Lo revelador no está en que haya una confesión de compra de votos en un país con un sistema electoral sobre el que se ciernen no pocas sospechas, o que el proceso en su contra no haya judicializado a todos los responsables de la trama que soporta una red mafiosa, y menos aún, que es plausible el diseño de una estrategia ilícita para permitir, con su fuga, la impunidad de otros implicados.
Significativo es, en cambio, encontrar en algunos momentos de la entrevista manifestaciones sobre las lógicas internas bajo las cuales opera esta sistemática cooptación del Estado y privatización de la democracia. Bajo la presunta candidez que acompaña el “yo desde niña vi compra de votos”, y el “nunca me imaginé que eso estuviera mal”, se van develando algunos elementos importantes que convienen reconstruir.
“Qué le están haciendo a mí niña que se la están pasando por la faja […] Julio le decía, mira, a mí me la tratas bien, porque yo no me gasté tres pesos. Entonces él siempre se jactaba diciendo: yo invertí 6.000 millones, yo invertí 17.000 en la campaña personal, porque no es lo que él aporté, sino lo que le cuesta la campaña con su andamiaje político en la región”.
En ese momento, sobre la media hora de entrevista, Merlano está haciendo referencia a la presunta entrega de “cupos indicativos” que Julio Gerlein fue a exigirle al entonces ministro de hacienda Mauricio Cárdenas. Más allá de los detalles anecdóticos, es importante observar la reiteración del verbo invertir, lo que definitivamente no es casualidad. Veamos.

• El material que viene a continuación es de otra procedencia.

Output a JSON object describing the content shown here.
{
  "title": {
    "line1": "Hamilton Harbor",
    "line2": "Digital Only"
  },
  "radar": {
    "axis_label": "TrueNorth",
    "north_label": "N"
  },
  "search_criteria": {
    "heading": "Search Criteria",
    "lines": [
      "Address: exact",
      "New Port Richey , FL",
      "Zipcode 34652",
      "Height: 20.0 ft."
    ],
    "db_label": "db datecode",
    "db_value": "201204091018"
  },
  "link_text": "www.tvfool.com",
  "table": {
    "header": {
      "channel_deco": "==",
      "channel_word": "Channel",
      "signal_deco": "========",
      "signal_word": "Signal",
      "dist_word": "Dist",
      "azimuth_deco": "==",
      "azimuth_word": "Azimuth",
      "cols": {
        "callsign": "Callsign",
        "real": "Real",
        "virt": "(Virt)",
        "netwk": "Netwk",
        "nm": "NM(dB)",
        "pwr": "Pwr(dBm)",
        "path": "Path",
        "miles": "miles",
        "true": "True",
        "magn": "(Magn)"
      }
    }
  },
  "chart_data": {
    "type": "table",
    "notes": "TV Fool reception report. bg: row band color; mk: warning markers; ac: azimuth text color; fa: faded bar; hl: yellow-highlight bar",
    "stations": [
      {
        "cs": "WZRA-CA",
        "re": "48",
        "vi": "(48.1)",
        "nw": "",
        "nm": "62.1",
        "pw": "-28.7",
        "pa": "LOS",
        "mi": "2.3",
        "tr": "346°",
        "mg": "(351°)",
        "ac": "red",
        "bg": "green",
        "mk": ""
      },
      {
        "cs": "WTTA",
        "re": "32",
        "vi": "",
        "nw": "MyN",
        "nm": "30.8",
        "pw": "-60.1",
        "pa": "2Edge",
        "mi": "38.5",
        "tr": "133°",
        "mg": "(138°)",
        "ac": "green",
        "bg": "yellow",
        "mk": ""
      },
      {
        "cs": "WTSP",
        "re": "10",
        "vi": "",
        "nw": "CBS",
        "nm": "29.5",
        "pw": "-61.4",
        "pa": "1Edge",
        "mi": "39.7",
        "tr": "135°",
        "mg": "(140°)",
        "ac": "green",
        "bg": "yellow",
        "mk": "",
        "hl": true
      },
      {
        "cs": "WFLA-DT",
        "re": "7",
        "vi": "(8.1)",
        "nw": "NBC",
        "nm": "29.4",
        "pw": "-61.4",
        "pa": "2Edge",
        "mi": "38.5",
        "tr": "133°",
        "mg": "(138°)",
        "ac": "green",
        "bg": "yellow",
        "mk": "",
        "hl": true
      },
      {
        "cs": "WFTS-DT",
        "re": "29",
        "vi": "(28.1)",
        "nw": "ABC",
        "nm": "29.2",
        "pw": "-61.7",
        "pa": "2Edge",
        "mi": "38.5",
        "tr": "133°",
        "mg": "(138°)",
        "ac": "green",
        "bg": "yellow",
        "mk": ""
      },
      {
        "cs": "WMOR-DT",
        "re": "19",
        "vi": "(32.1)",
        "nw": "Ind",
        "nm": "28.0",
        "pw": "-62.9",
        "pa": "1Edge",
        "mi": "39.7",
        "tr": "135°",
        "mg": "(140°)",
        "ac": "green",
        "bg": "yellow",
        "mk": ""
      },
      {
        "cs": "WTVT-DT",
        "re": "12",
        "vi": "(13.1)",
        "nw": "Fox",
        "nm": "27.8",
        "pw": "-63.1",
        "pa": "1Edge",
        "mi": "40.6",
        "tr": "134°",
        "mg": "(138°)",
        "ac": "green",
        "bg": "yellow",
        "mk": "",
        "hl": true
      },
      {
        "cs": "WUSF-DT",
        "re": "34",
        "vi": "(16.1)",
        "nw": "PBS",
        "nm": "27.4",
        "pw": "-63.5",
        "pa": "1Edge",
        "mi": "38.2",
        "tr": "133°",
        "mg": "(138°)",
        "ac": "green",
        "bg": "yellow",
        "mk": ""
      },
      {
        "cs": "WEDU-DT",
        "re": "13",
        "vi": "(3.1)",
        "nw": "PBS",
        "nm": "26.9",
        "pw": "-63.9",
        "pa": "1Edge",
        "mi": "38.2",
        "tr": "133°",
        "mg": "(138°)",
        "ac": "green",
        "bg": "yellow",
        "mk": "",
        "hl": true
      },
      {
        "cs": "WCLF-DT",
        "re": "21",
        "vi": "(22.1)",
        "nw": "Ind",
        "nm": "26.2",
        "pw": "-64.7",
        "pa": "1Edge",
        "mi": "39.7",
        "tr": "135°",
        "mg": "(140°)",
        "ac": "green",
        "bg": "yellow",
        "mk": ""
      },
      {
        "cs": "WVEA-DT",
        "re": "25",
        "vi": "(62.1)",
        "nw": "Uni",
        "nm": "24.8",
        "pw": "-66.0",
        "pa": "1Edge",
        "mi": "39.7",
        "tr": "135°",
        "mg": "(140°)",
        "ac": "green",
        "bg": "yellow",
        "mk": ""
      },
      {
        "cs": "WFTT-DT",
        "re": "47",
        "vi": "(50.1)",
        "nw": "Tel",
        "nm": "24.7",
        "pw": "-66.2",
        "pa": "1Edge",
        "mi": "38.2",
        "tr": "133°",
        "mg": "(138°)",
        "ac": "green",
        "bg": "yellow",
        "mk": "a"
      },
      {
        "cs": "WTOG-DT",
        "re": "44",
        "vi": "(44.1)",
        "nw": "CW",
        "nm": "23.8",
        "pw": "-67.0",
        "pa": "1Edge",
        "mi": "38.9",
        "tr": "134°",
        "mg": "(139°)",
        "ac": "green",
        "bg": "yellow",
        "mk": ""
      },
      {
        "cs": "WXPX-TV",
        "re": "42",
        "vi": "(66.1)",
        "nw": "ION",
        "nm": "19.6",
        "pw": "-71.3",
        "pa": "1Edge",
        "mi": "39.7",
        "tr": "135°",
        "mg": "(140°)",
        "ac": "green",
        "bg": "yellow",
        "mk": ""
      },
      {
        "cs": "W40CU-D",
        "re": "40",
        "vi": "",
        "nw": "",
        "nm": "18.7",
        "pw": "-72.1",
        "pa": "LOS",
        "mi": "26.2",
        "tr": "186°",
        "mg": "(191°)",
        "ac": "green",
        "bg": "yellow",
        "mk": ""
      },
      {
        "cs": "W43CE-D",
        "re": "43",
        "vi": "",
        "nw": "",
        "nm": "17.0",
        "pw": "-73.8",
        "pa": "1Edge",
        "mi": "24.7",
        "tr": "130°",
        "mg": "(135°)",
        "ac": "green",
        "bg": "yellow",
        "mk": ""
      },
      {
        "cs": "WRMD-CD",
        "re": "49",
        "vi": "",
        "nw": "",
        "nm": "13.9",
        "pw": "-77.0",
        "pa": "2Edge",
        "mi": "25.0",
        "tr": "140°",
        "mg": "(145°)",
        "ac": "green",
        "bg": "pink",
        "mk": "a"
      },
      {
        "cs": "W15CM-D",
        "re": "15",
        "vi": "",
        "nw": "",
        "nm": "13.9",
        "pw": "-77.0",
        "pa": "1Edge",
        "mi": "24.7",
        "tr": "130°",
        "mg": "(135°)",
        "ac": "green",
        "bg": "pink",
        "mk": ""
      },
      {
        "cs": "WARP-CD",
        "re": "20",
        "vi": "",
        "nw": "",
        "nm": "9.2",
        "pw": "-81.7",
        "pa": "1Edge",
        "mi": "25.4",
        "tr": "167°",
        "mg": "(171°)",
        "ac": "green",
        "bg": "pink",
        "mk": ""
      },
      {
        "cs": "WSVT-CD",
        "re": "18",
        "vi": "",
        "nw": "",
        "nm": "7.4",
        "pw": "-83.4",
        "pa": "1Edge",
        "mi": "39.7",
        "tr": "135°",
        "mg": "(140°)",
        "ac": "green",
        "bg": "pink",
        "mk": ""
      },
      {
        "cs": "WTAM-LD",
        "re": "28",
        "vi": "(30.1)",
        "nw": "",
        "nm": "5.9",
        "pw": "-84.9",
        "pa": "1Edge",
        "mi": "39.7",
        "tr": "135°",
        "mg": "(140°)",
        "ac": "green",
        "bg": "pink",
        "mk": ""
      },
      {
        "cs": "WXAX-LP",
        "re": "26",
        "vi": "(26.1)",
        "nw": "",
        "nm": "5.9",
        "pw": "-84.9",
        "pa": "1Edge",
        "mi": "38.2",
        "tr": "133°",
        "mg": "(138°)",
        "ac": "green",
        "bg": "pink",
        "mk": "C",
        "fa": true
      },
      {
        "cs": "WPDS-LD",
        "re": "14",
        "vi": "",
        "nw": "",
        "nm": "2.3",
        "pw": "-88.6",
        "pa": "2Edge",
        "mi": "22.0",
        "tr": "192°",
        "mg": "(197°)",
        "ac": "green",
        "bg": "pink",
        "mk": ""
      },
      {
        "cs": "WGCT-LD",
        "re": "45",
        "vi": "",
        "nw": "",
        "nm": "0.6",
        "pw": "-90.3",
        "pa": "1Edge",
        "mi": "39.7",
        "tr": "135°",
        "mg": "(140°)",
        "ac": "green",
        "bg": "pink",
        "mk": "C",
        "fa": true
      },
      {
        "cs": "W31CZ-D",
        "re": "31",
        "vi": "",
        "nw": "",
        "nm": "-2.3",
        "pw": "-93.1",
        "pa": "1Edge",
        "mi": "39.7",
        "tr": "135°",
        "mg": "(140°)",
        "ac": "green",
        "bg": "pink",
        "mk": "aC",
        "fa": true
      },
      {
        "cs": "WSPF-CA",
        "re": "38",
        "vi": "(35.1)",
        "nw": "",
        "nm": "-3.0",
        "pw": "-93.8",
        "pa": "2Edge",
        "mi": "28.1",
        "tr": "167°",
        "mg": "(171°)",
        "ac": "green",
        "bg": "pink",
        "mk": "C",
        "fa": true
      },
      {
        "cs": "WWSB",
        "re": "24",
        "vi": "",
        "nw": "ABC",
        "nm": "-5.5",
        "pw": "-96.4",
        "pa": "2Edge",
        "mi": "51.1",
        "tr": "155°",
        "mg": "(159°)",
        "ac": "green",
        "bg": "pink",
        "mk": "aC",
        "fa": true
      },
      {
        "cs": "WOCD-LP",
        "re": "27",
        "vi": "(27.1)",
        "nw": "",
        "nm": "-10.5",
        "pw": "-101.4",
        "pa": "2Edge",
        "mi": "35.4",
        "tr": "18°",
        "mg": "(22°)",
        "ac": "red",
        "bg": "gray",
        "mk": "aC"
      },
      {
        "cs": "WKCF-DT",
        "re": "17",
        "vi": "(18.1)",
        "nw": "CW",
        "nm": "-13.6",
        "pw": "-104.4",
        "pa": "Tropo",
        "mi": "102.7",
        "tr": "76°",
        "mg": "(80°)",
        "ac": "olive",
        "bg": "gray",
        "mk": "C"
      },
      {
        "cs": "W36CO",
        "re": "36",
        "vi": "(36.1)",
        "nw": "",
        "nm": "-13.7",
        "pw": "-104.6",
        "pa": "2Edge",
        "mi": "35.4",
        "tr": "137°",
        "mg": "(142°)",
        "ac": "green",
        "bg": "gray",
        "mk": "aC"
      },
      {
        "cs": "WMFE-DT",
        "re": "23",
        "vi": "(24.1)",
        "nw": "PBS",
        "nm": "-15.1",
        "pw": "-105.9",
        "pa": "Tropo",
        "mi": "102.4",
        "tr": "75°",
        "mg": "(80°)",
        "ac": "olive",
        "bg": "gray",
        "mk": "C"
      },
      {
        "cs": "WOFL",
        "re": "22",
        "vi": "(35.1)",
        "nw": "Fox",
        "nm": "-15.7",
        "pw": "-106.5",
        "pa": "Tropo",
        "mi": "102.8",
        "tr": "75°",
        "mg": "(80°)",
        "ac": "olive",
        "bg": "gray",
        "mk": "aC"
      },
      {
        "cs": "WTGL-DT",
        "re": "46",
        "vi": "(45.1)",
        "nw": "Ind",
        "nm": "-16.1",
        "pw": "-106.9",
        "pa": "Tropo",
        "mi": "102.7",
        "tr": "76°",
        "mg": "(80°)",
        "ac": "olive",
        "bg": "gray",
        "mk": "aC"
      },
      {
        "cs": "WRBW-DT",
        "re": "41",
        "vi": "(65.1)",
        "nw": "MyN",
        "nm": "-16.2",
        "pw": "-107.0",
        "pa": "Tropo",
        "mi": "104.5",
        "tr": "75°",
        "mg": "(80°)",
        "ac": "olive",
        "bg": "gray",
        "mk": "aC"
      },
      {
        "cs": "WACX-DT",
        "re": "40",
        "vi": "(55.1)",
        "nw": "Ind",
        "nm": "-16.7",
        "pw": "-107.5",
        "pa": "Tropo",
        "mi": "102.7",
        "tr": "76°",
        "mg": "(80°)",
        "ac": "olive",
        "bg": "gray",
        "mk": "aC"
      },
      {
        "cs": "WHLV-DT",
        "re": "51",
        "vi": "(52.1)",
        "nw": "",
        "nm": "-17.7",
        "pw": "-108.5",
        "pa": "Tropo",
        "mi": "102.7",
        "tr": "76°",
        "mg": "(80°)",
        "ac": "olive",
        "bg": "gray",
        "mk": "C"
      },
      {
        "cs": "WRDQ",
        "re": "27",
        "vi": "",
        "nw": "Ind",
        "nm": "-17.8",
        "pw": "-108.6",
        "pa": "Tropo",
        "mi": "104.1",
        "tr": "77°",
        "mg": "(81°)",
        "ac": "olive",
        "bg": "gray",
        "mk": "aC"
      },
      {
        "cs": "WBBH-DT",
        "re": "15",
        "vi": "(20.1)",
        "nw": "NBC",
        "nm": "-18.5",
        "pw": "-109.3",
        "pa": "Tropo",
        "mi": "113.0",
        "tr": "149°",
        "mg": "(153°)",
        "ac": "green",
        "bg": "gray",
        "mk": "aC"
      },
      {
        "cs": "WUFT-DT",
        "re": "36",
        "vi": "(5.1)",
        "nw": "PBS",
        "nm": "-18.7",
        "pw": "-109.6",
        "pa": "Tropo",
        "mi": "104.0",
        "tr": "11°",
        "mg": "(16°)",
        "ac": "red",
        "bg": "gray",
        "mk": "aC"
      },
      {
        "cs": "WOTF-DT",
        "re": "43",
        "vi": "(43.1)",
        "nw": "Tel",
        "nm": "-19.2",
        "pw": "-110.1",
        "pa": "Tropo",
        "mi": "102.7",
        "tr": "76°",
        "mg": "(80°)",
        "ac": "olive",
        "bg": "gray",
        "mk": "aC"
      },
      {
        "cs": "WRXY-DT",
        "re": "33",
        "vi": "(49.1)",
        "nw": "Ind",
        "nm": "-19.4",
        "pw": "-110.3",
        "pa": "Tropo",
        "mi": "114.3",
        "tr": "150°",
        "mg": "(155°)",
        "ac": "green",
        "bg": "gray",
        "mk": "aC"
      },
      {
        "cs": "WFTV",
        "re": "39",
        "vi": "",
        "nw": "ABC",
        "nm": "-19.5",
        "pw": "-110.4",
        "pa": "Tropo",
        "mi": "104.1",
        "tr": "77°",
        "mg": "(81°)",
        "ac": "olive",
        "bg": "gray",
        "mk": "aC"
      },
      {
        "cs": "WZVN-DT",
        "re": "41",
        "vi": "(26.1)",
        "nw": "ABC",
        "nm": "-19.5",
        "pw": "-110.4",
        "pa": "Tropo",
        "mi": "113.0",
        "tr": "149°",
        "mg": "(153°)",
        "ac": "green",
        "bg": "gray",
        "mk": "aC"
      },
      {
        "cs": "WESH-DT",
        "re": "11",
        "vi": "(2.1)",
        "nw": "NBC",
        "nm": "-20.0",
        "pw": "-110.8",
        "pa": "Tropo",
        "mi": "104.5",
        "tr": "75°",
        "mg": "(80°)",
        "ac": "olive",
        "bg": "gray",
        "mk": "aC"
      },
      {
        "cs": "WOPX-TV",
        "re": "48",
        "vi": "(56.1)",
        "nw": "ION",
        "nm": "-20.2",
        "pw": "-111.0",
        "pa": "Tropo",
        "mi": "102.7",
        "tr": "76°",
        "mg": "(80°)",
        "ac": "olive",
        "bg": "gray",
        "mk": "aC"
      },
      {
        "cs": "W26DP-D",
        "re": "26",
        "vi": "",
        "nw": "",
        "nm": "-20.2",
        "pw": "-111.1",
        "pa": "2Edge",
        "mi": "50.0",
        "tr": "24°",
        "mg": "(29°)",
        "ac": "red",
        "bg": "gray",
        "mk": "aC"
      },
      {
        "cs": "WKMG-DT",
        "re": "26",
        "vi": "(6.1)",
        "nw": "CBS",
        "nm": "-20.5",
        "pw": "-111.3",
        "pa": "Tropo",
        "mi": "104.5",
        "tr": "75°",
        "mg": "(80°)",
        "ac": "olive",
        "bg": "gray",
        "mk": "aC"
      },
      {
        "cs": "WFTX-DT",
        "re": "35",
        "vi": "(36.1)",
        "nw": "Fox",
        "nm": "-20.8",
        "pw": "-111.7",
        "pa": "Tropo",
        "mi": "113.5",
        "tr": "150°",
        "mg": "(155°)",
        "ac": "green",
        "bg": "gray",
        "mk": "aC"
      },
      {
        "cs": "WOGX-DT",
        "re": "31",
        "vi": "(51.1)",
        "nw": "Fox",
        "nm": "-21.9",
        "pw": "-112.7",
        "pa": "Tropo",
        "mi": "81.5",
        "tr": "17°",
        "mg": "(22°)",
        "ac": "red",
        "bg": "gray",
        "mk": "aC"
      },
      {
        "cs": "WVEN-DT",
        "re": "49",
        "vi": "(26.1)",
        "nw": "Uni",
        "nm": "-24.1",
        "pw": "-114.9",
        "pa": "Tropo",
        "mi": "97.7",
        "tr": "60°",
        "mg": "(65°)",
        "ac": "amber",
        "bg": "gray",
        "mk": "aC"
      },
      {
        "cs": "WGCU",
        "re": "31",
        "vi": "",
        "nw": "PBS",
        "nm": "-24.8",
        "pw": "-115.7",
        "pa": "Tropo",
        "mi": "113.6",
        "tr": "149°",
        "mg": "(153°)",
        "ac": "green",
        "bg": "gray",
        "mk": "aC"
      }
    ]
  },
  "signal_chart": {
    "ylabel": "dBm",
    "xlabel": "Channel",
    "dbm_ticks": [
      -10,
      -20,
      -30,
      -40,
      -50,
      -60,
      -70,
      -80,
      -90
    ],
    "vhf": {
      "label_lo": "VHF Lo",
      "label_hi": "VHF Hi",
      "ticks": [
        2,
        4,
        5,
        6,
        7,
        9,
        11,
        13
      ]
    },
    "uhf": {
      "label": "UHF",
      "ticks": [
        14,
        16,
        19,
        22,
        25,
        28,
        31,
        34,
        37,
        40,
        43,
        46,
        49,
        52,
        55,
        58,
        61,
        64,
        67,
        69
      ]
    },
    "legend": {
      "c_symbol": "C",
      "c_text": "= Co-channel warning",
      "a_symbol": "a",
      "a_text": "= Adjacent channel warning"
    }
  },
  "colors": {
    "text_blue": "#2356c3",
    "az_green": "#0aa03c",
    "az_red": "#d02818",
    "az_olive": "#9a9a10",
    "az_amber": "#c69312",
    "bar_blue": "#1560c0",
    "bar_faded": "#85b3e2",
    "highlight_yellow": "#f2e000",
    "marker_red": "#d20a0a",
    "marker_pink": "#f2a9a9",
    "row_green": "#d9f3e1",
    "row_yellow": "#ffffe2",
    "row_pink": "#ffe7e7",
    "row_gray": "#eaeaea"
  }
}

Reseñando las actuaciones de Julio Gerlein en su campaña al Senado de la República y la de Lillibeth Llinás, quien fuera su fórmula a la Cámara de Representante, Merlano afirma que Gerlein “invirtió” 6.000 millones de pesos: “el dinero que Julio entregó en la sede yo lo invertí en: publicidad, lo invertí en casa de apoyo, lo invertí en logística […]. El dinero que él me entregó para las tres campañas lo invertí netamente en logística”. Nuevamente aparece las particulares “inversiones”.
La financiación privada de las campañas electorales y los partidos políticos, que por sus altos costos siempre supera los máximos establecidos, no está efectuada en función de estimular la competencia y menos aún de fortalecer la democracia. Es un mecanismo que permite algo mucho más determinante que ganar una cierta influencia en el poder público: establecer el rumbo que toman las políticas públicas y la contratación en beneficio de intereses particulares y, de manera aún más grave, ordenar las instituciones en el nivel local y regional.
Esta lógica mafiosa de realización del poder explica, en parte, el que agentes privados terminen a cargo de la ejecución de contratos públicos. Obras que, por lo general, incurren en sobrecostos y otras prácticas corruptas que terminan siendo asumidos por toda la ciudadanía. Así retribuimos lo que ellos denominan inversión. Es toda una compleja red que opera bajo formas sistemáticamente ilegales y mafiosas para lucrar intereses privados sirviéndose de la captura del Estado para alcanzar sus objetivos.
Al mejor estilo de Los funerales de la Mamá Grande de Gabriel García Márquez, cuando dictando su herencia a un notario le indicó sus propiedades, entre las que se enlistan “la soberanía nacional, los partidos tradicionales, los derechos del hombre, las libertades ciudadanas, el primer magistrado, la segunda instancia, las cartas de recomendación, las elecciones libres”, estos agentes corporativos y políticos -de los cuales Aida Merlano es tan sólo una pieza de un engranaje más complejo y extenso- consideran al Estado como una especie de patrimonio invisible que les pertenece. No les basta con comprar el Estado. Les interesa hacer parte de este para adaptarlo a la medida de sus intereses.